Woodside goes ahead in Africa

AUSTRALIA's Woodside Petroleum is to go ahead with the development of the Chinguetti oil field off the coast of Mauritania with British partners BG Group and Premier Oil.

The Chinguetti project is the cornerstone of Woodside's offshore expansion programme.

The field, about 60 miles west of the Mauritanian capital Nouakchott, was discovered in 2001. It has proven and probable reserves of about 120m barrels of oil.

'It will be the first production operated by Woodside outside Australia and will be a major contributor to our production and revenue stream,' Woodside's Africa Business Unit Director Ian Jackson said in a statement.

Capital investment for the first stage of the project will be about $600m (£327m) with the field expected to be producing about 75,000 barrels a day by 2006.

At that rate, Chinguetti has an eight-year life and could generate 11% of the company's output as Australian fields decline. The company operates the giant North West Shelf gas project off the coast of Western Australia.

Woodside, which is 34%-owned by Royal Dutch/Shell Group, aims almost to double annual production to about 100 million barrels by 2007 and could approve as many as seven new projects this year.

The Chinguetti venture is 53.9% owned by Woodside with fellow Australian Hardman Resources holding 21.6%. British firms BG Group and Premier hold 11.6% and 9.2% respectively while Roc Oil holds 3.7%.

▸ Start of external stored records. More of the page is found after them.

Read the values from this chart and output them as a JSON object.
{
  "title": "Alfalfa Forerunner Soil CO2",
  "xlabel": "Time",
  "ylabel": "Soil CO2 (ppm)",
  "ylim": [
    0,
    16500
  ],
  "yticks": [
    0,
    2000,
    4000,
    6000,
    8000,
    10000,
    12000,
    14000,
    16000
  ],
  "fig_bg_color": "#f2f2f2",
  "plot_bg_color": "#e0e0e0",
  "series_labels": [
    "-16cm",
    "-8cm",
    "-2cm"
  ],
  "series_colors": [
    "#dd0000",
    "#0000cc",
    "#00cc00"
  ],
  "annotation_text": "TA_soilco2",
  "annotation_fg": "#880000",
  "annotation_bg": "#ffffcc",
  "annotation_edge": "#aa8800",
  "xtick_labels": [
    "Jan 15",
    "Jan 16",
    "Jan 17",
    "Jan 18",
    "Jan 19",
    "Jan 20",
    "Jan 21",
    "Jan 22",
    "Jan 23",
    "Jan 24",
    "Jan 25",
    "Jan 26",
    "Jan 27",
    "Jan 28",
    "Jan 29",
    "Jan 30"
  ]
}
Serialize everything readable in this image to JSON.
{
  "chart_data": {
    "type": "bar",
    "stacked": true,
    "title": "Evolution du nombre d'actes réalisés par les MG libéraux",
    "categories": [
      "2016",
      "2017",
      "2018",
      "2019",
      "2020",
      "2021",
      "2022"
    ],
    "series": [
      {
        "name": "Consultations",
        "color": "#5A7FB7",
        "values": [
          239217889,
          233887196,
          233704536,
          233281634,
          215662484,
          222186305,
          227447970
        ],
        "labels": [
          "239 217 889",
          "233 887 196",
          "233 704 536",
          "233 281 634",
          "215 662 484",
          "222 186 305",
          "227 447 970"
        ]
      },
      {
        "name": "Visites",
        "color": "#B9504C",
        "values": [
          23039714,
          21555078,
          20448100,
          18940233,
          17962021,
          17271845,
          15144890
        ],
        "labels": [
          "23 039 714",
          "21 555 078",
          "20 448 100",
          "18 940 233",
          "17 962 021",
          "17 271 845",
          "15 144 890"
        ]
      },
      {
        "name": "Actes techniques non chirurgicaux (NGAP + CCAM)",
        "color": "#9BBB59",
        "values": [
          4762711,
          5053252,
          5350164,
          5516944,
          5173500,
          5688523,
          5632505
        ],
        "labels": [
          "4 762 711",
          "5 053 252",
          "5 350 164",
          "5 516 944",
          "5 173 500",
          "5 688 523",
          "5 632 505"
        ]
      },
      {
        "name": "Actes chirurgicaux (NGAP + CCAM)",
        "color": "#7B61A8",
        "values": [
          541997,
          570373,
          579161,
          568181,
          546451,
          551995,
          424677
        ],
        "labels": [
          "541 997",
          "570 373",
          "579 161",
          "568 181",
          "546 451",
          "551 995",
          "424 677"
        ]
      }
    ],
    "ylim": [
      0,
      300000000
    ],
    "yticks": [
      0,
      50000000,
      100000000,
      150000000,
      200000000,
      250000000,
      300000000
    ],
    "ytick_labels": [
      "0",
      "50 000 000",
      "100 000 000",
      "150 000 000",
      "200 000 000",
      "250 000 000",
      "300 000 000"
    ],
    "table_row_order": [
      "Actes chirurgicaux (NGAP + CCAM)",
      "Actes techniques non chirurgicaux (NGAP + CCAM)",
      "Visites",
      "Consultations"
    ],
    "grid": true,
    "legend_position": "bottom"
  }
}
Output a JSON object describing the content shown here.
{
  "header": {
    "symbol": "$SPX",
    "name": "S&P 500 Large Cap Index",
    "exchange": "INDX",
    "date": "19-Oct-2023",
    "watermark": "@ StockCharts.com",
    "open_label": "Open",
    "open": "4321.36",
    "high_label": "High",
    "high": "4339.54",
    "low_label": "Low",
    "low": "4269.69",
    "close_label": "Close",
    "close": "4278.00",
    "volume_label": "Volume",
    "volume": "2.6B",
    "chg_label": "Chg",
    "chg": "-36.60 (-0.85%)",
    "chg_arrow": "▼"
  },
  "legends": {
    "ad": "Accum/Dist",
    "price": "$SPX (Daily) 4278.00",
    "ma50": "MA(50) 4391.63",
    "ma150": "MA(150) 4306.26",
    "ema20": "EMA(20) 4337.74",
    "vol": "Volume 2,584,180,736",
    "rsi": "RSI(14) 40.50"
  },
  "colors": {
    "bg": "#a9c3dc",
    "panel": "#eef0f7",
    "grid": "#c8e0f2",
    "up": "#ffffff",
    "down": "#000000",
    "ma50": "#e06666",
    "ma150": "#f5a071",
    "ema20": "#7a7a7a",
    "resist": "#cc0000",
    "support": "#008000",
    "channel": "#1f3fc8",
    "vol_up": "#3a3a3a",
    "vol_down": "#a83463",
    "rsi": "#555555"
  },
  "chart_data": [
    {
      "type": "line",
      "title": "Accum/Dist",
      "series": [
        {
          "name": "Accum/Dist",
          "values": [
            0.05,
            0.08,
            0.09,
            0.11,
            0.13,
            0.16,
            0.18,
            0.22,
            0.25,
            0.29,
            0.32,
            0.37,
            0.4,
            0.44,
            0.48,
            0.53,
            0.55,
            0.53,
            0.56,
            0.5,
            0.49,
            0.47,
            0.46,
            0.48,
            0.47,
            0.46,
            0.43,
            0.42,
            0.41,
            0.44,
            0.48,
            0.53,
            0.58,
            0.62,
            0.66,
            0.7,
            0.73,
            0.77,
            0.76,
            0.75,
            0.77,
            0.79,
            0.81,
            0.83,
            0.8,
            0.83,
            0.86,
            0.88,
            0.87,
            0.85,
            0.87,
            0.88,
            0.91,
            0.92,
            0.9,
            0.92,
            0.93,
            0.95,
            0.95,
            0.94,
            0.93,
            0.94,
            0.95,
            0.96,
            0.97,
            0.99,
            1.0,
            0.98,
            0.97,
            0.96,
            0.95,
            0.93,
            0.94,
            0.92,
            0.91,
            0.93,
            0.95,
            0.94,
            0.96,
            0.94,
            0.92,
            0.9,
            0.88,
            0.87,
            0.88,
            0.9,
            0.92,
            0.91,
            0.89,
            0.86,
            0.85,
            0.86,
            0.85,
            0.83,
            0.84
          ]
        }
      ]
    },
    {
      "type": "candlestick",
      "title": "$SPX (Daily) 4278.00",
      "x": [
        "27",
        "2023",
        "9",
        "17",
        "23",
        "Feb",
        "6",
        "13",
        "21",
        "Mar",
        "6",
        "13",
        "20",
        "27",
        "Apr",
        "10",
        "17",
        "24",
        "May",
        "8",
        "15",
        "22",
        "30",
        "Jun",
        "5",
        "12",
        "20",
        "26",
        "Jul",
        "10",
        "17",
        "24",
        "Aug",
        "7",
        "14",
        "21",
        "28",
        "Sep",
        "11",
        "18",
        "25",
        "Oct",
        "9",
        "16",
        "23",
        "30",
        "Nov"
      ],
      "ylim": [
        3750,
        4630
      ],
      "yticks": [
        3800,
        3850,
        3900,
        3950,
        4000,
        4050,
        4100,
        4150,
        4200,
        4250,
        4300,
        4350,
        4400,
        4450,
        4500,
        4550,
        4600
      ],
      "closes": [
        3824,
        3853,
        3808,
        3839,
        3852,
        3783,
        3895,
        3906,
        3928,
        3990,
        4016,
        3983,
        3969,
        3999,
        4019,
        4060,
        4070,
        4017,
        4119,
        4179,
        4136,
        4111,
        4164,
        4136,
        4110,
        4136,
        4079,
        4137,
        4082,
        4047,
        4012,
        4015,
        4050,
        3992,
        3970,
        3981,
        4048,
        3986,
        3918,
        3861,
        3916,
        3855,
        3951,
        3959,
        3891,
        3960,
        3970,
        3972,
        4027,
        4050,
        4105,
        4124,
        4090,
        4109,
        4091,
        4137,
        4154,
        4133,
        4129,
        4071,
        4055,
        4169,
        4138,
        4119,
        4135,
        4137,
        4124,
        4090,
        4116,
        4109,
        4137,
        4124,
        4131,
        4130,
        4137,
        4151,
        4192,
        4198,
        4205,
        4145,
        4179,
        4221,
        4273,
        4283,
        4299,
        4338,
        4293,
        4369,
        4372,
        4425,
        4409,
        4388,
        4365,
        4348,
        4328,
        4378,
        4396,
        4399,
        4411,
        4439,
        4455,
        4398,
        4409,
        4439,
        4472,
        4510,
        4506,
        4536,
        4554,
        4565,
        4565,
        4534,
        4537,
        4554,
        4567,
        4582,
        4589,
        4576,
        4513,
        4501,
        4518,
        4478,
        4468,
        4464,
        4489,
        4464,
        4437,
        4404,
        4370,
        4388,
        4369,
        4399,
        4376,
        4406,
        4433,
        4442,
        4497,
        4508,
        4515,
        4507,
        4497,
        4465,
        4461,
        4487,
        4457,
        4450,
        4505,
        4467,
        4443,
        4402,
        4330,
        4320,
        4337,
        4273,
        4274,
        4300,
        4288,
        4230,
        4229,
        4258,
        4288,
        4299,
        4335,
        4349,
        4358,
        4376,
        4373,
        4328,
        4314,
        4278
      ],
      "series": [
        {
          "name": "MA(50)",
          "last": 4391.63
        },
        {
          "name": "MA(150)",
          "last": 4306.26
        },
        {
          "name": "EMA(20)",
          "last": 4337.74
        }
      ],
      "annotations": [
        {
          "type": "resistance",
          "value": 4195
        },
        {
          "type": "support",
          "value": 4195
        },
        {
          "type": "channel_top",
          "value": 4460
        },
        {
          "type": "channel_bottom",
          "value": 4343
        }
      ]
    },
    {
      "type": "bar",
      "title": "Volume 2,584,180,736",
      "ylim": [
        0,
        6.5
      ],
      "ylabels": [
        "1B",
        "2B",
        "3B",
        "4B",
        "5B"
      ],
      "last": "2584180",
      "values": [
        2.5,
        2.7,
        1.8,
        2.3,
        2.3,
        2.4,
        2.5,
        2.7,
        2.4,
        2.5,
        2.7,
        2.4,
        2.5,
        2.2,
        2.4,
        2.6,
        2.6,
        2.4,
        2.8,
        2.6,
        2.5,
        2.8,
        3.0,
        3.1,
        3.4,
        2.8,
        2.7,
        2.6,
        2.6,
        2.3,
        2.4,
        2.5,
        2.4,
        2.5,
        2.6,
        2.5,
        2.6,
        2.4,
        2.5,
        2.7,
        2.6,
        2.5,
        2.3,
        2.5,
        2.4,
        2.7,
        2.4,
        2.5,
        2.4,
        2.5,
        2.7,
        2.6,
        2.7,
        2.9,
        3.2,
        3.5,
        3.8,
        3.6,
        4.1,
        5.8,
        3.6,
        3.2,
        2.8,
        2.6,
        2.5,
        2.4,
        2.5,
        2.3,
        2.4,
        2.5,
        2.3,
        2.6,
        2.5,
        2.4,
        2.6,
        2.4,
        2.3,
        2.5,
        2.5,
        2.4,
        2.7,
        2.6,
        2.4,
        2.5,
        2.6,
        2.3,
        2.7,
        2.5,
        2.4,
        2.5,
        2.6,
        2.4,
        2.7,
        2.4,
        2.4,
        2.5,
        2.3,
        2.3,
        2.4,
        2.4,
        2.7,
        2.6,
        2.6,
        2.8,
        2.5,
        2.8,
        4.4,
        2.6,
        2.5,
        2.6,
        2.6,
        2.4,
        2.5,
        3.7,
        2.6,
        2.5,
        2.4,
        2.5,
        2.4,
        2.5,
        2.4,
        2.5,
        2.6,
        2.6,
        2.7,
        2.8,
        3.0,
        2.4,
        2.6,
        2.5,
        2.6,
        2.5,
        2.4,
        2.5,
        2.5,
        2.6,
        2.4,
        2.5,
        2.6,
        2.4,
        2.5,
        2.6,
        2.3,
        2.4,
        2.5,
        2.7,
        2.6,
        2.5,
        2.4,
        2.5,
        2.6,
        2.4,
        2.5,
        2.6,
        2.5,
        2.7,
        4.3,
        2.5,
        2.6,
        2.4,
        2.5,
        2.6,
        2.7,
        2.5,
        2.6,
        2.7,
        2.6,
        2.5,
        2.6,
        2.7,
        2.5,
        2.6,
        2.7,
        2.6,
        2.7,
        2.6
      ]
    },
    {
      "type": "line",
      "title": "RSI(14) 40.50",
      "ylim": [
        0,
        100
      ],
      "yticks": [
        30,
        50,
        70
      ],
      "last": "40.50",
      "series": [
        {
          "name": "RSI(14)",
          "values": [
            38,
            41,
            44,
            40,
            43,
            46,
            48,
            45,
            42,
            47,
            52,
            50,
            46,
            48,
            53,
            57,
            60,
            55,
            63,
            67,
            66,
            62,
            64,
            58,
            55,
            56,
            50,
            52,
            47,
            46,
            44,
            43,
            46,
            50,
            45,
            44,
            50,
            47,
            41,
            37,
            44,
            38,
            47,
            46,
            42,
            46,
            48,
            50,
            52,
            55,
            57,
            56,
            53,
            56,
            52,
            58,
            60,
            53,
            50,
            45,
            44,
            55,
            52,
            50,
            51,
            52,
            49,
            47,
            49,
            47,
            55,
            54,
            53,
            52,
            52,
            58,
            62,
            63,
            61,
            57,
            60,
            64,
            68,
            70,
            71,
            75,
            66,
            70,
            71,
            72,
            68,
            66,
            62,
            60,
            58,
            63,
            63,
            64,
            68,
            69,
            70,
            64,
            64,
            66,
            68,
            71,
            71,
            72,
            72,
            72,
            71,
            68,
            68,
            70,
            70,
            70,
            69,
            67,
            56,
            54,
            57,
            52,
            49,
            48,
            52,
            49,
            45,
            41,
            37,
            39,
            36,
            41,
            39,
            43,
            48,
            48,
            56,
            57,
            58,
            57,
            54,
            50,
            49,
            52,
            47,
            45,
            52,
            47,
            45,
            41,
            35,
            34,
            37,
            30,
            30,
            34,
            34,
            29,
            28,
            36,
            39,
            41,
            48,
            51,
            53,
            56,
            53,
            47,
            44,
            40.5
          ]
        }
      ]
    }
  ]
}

The long-awaited decision-on the Chinguetti field should also speed up the development of the the Tiof field in the same emerging Mauritanian province.

Keith Spence, Woodside's chief operating officer, said Tiof could become the company's second production hub off the West African coast by 2008.

'If it's big, and we think that it probably is, then there is the opportunity to do things like accelerate Tiof through an early production system,' Spence was reported as saying. 'We're going flat out on that.'

Deutsche Bank estimates that Tiof contains between 200m and 700m barrels of oil, five times as big as Chinguetti. Spence said it could cost up to £800m to develop as a stand-alone project. The joint venture is also test drilling at nearby Poune well.

Premier Oil chief Charles Jamieson says the company is 'delighted that the Chinguetti well has been a success'.

The field is part an aggressive exploration and appraisal programme this year.

Last week the company announced it had bought a stake in a potential oilfield in the Gulf of Suez Basin in Egypt with drilling to begin in the fourth quarter 2004.